The Tillerson “appointment is very beneficial for Putin,” said Vladimir Milov, Russia’s former deputy energy minister and an opposition leader. “It will mean the end of values of the American foreign policy vector and a transfer to purely pragmatic deals on certain matters."

On Tuesday, Russia was the first country to praise Tillerson, saying he exhibited a “pragmatism” that would permit “a mutually beneficial relationship” between Moscow and Washington.

Other plaudits came from parts of the Middle East, where Tillerson is well known among Persian Gulf royalty.

Some Sunni Arab leaders felt neglected by an Obama administration that focused on forging a nuclear pact with Shiite Iran, archrival of Saudi Arabia, and called for a strategic pivot to Asia.

In Saudi Arabia, Exxon Mobil has multibillion-dollar investments in refineries and chemical companies with Aramco, the Saudi oil conglomerate founded by Exxon and considered the world’s most valuable company, worth an estimated $10 trillion.

In Qatar, Exxon Mobil is part owner of 12 of 14 liquefied natural gas plants, and in the United Arab Emirates, Exxon owns nearly a third of the largest oil concession there, according to the Middle East Institute, a think tank in Washington.

“Arab leaders in the Gulf might look favorably on the appointment of a familiar oil executive as secretary of State,” said Jean-Francois Seznec, a scholar at the institute. “However, they also know he is quite a strategist who knows the regional games and how to play them.”

John Kirby, a State Department spokesman, would not venture an opinion on what Tillerson should do to remove the appearance of conflict of interest.

He said the current secretary of State, John F. Kerry, and his wife agreed to divest a specific amount of assets within 90 days of Kerry’s confirmation. 

The last business leader of Tillerson’s level to serve as secretary of State was George P. Shultz, chosen for the post by Ronald Reagan in 1982. Shultz headed Bechtel Corp., a San Franciso-based construction and civil engineering behemoth with projects around the world.

Shultz signed a pledge not to participate in any decision that would affect Bechtel operations and divested himself of most investments in Bechtel, placing the proceeds in a blind trust.

Tillerson also is expected to face sharp questioning over his views on climate change, clean energy and the Paris agreement to slow global warming.
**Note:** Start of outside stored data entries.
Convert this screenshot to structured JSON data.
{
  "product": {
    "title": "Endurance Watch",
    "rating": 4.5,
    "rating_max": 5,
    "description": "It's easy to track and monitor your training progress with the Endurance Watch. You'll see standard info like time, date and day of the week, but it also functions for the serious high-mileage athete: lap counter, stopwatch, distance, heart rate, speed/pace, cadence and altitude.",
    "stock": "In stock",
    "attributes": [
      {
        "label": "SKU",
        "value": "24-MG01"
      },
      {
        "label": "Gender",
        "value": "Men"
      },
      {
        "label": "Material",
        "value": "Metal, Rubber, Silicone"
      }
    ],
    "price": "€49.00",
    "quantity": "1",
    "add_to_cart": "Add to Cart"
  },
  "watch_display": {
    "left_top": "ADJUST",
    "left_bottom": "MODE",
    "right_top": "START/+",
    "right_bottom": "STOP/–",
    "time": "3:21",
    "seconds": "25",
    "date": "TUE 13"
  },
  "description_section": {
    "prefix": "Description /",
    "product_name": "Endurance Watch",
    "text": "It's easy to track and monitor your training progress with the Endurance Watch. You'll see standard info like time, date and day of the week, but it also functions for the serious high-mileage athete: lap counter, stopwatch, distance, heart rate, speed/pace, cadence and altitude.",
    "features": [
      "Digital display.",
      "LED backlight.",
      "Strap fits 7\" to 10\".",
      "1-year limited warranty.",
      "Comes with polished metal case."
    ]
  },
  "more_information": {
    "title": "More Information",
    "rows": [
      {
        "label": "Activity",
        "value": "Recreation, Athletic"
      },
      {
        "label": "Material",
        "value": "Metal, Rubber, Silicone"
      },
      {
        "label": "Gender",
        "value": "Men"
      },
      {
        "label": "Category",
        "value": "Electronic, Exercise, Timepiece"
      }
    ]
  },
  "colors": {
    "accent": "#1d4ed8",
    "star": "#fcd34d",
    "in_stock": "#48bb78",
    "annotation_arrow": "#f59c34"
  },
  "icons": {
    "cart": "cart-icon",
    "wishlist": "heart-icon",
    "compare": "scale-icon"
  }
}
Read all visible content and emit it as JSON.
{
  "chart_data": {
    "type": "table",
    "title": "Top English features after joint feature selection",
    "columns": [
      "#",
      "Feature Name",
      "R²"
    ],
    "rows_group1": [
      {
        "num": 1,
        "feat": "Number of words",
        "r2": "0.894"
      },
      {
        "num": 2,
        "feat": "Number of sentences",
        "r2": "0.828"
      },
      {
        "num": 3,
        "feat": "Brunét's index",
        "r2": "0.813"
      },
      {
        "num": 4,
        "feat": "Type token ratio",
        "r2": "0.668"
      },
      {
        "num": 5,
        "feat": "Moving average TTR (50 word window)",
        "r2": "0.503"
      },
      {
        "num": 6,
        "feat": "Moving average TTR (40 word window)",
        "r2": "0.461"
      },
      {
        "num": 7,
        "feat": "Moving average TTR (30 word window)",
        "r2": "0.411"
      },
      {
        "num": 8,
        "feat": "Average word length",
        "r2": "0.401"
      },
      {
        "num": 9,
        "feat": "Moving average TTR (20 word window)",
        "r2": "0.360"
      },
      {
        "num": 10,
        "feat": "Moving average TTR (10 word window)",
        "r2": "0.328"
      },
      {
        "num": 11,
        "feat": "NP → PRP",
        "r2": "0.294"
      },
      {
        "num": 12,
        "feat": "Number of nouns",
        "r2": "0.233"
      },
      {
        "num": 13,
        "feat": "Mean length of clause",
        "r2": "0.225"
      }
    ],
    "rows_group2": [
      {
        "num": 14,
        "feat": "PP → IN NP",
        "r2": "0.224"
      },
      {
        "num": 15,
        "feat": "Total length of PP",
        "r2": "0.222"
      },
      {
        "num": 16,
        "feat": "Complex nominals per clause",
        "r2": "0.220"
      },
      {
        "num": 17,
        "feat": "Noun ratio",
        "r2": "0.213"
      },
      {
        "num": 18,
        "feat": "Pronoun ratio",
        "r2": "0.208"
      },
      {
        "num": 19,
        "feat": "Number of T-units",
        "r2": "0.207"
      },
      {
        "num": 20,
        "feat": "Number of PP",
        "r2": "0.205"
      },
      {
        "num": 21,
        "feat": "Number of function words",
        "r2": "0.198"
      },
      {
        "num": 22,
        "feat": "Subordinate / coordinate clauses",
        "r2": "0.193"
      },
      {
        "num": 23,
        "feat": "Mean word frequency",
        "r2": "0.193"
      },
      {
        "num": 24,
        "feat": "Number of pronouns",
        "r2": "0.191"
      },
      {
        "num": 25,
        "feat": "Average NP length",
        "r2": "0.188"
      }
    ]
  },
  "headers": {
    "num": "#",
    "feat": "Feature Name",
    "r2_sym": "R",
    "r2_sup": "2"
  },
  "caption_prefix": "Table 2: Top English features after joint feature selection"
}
Environmentalists and consumer advocates said they fear Tillerson will help lead policy away from curbing emissions to broader use of fossil fuels.

“Rex Tillerson would put the U.S. oil industry at the forefront of U.S. foreign policy at a time when it is facing extinction because there’s a global consciousness about climate change,” said Jamie Court, executive director of the advocacy group Consumer Watchdog.

Tom Steyer, the billionaire clean-energy advocate from California, called Trump’s pick “just a punch in the face to the rest of the world. [It says] we have no intention to do anything to move America forward in clean energy.”

Michael Brune, executive director of the Sierra Club, said Trump’s Cabinet contains “a who’s who of climate deniers and fossil fuel hacks, so we’re shocked but not surprised that he chose the head of one of the world’s largest and most environmentally disastrous oil companies to be his ambassador to the world.”

Publicly available information about Tillerson’s assets shows virtually all his investments are in Exxon Mobil or its affiliates.

He was paid $27.3 million in compensation in 2015. His pension was valued at $69.6 million and, according to data from FactSet, he owns about $240 million in company stock.

Wilkinson reported from Washington and Penn from Los Angeles. Staff writer Jim Puzzanghera in Washington and special correspondent Mansur Mirovalev in Moscow contributed to this report.